As I write this blog post, Susan and I have just completed three weeks of Self Isolation because of the dangers of COVID 19. It’s a strange time for us both, being in the house for most of the day and not being able to see family and friends the way we’ve been used to. As difficult and frustrating as it is for us, we are constantly reminded of how severe the situation is for many who are fighting for their lives and for those who have lost loved ones. And then there are those who have their own private battles with mental health issues. The lockdown has forced many into complete isolation which can often compound their struggles.
Through my part time work as a Job Coach for the charity Junction 42 which works in prisons and with ex-offenders, I have first hand experience on how difficult it can be for those who are socially isolated. Many of my Junction 42 clients have major mental health issues.
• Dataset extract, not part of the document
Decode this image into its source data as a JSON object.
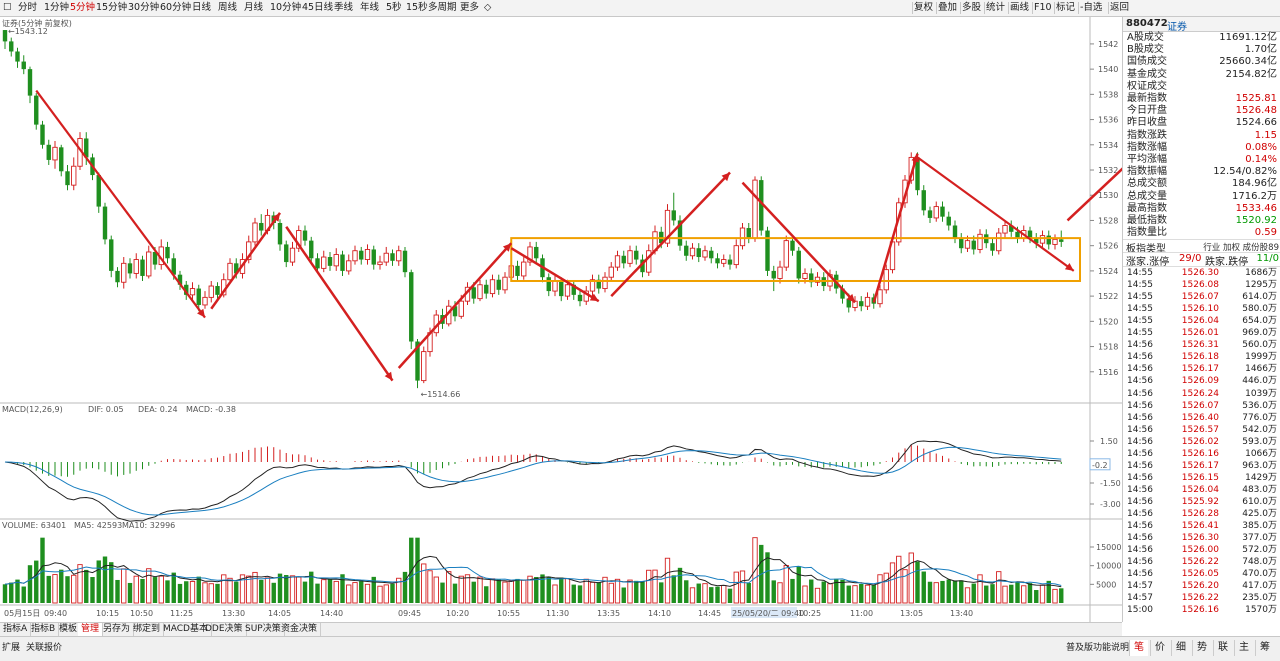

On a personal level, I had a short but testing experience of enforced Self Isolation for eleven days back in February 2018. Some of you will remember the severe weather we had at the time which was named “the beast from the east“. I remember it more than most. The day before it hit the UK, our central heating packed in. It remained off for eleven days as the engineers were unable to obtain the parts for our boiler because of the weather. The temperature inside our house dropped to a chilling 3.5 degrees! Susan had to move out to stay with her sister. I tried to keep the house from freezing with a couple of electric heaters.
Saddler Street, Durham
Despite the cold, I continued to paint, wearing lots of layers, and tried to keep my sprits up. One of the paintings I did during this period was Saddler Street, Durham on a winter’s day. You could say it was inspired by the cold, both outside and inside! However, there’s something about being alone and cold that really begins to rob you of your joy. Understandably, because of the weather, there were no visitors to my gallery. There were no orders, telephone enquiries, painting commissions or sales.
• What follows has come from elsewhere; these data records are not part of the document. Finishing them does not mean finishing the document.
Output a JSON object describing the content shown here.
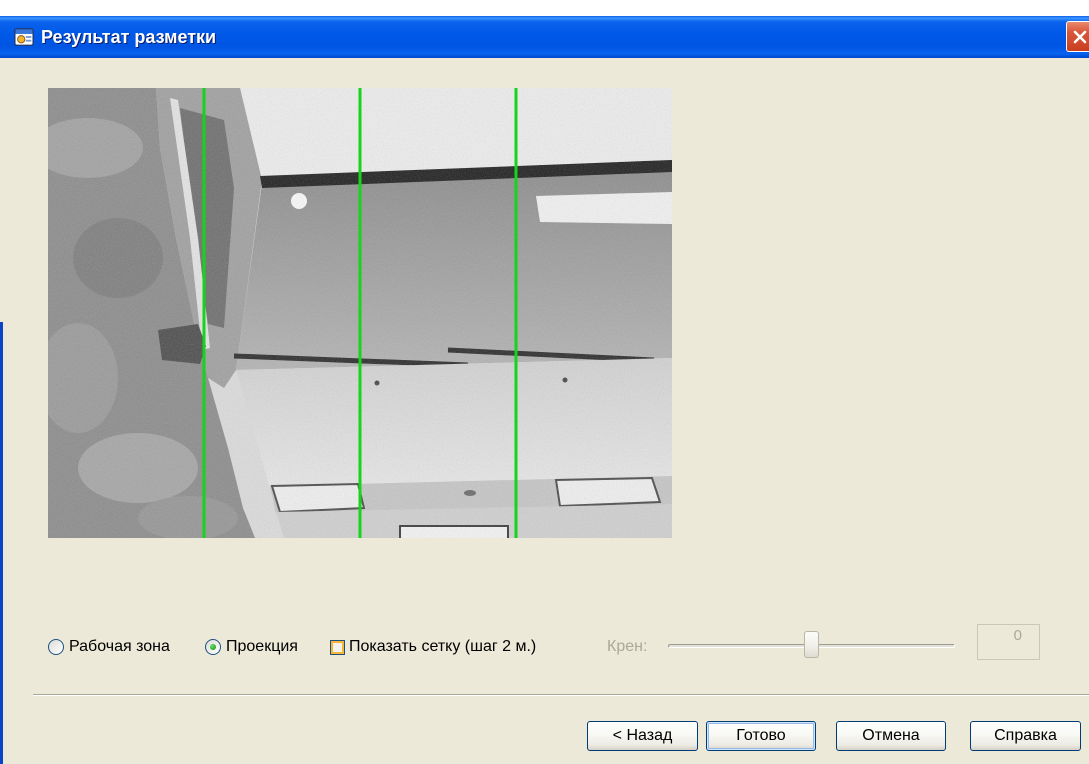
{
  "window": {
    "title": "Результат разметки",
    "title_icon": "dialog-icon",
    "close_icon": "close-icon"
  },
  "mode": {
    "work_zone": {
      "label": "Рабочая зона",
      "checked": false
    },
    "projection": {
      "label": "Проекция",
      "checked": true
    }
  },
  "show_grid": {
    "label": "Показать сетку (шаг 2 м.)",
    "checked": false
  },
  "roll": {
    "label": "Крен:",
    "value": "0",
    "slider_level": 0.5,
    "enabled": false
  },
  "buttons": {
    "back": "< Назад",
    "done": "Готово",
    "cancel": "Отмена",
    "help": "Справка"
  },
  "colors": {
    "title_bar": "#0058E8",
    "dialog_background": "#ECE9D8",
    "grid_line": "#17D417",
    "radio_dot": "#21A121",
    "checkbox_hover": "#F8B636",
    "disabled_text": "#ACA899",
    "button_border": "#003C74"
  }
}
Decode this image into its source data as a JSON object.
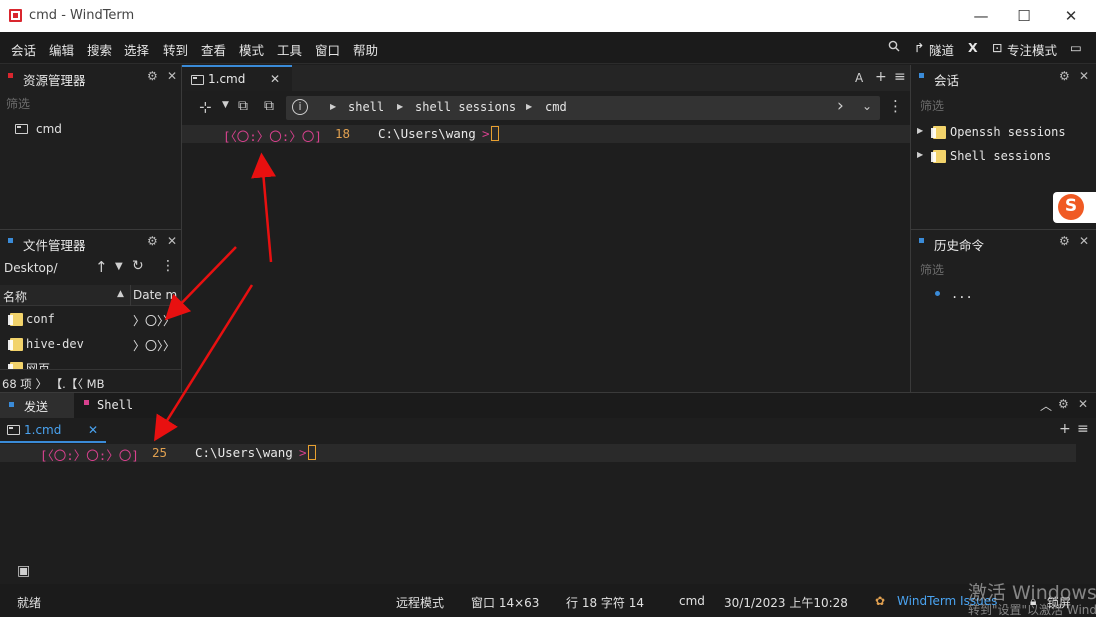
{
  "window": {
    "title": "cmd - WindTerm",
    "minimize": "—",
    "maximize": "☐",
    "close": "✕"
  },
  "menu": [
    "会话",
    "编辑",
    "搜索",
    "选择",
    "转到",
    "查看",
    "模式",
    "工具",
    "窗口",
    "帮助"
  ],
  "menubar_right": {
    "tunnel": "隧道",
    "x_label": "X",
    "focus_mode": "专注模式"
  },
  "resource_manager": {
    "title": "资源管理器",
    "filter_placeholder": "筛选",
    "item": "cmd"
  },
  "file_manager": {
    "title": "文件管理器",
    "path": "Desktop/",
    "columns": [
      "名称",
      "Date m"
    ],
    "files": [
      {
        "name": "conf",
        "date": "〉〇〉〉"
      },
      {
        "name": "hive-dev",
        "date": "〉〇〉〉"
      },
      {
        "name": "网页",
        "date": ""
      }
    ],
    "footer": "68 项 〉 【.【〈 MB"
  },
  "session_panel": {
    "title": "会话",
    "filter_placeholder": "筛选",
    "tree": [
      "Openssh sessions",
      "Shell sessions"
    ]
  },
  "history_panel": {
    "title": "历史命令",
    "filter_placeholder": "筛选",
    "items": [
      "..."
    ]
  },
  "editor": {
    "tab_label": "1.cmd",
    "font_button": "A",
    "breadcrumb": [
      "shell",
      "shell sessions",
      "cmd"
    ],
    "line": {
      "prompt": "[〈〇:〉〇:〉〇]",
      "num": "18",
      "path": "C:\\Users\\wang",
      "gt": ">"
    }
  },
  "send_panel": {
    "tabs": [
      "发送",
      "Shell"
    ],
    "subtab": "1.cmd",
    "line": {
      "prompt": "[〈〇:〉〇:〉〇]",
      "num": "25",
      "path": "C:\\Users\\wang",
      "gt": ">"
    }
  },
  "statusbar": {
    "ready": "就绪",
    "remote_mode": "远程模式",
    "window_size": "窗口 14×63",
    "position": "行 18 字符 14",
    "shell": "cmd",
    "datetime": "30/1/2023 上午10:28",
    "issues_link": "WindTerm Issues",
    "lock": "锁屏"
  },
  "watermark": {
    "line1": "激活 Windows",
    "line2": "转到\"设置\"以激活 Windows。"
  },
  "colors": {
    "accent_blue": "#3a8bd8",
    "magenta": "#d8418e",
    "orange": "#e0a050",
    "arrow_red": "#e81010"
  }
}
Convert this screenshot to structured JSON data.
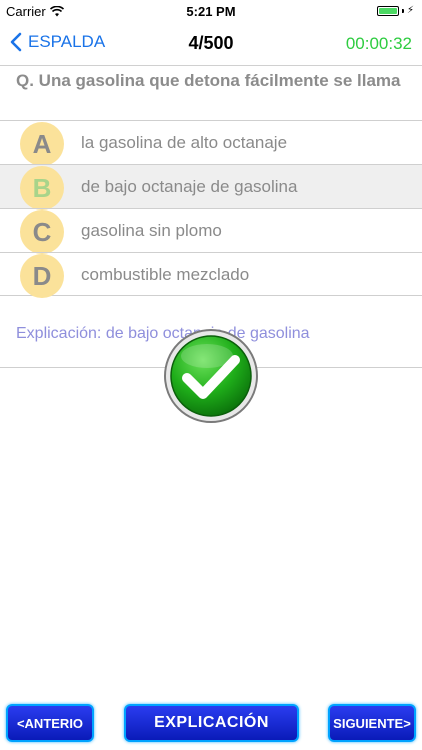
{
  "status_bar": {
    "carrier": "Carrier",
    "time": "5:21 PM",
    "battery_color": "#4cd964"
  },
  "nav": {
    "back_label": "ESPALDA",
    "counter": "4/500",
    "timer": "00:00:32",
    "accent_color": "#1a73e8",
    "timer_color": "#2ecc40"
  },
  "question": {
    "text": "Q. Una gasolina que detona fácilmente se llama"
  },
  "options": [
    {
      "letter": "A",
      "text": "la gasolina de alto octanaje",
      "selected": false
    },
    {
      "letter": "B",
      "text": "de bajo octanaje de gasolina",
      "selected": true
    },
    {
      "letter": "C",
      "text": "gasolina sin plomo",
      "selected": false
    },
    {
      "letter": "D",
      "text": "combustible mezclado",
      "selected": false
    }
  ],
  "explanation": {
    "text": "Explicación: de bajo octanaje de gasolina"
  },
  "result_icon": "check-icon",
  "buttons": {
    "prev_label": "<ANTERIO",
    "explain_label": "EXPLICACIÓN",
    "next_label": "SIGUIENTE>"
  }
}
2017 had been my best year during the recession. However, I was starting to feel very discouraged, even though I knew that this was only a temporary blip in my 34 years of being in business. Finally, eleven days later, the boiler was fixed and the “beast from the east” left. Susan returned to a home that was now warm. After a short de-brief on what had been happening whilst she had been away, she told me that I needed to get out and find a job. I rang Joanne O’Connor, the founder and director of the charity Junction 42 and a personal friend.
Susan and I had both done some voluntary work for the charity in 2016 and 2017 when we went in to HMP Low Newton. I had been teaching portraiture to the women there with Susan supporting them. I told Joanne what I’d been through and that I could do with some part time work. She offered me three days a week working as a Job Coach.
How to Draw a Portrait
I started in March 2018 doing 1-2-1 mentoring for ex-offenders who are currently unemployed. Junction 42 have a contract with the Department of Work and Pensions. The DWP refer men and women who are struggling to find employment because of their convictions. We take them through an agreed action plan to help them in their job search. This includes CV writing, disclosure letters, mock interviews, voluntary work and community activities to break social isolation. Dealing with mental health is a big part of what we do helping our clients navigate life. I’m part of an amazing team who support and encourage each other in our work. We have a remarkably high success rate in helping them find employment, training programmes and discovering purpose for their lives.
I’ve still had the opportunity to teach art in the prisons. This video on “How to Draw a Portrait” is the kind of exercise I get the prisoners to do who have signed up for one of the Junction 42 lessons.
My short lived experience of being on my own during the “beast from the east” helps me to relate to those ex-offenders who are marginalised by society and socially isolated, often with mental health issues.
Like many folk today, I’m having to work from home because of COVID 19. Part of my role for Junction 42 is contacting the folk on my caseload to make sure they are all well and coping with Self Isolation. I know that they appreciate my telephone calls, text messages and emails. We’re all looking forward to a return to face to face meetings, whenever that may be.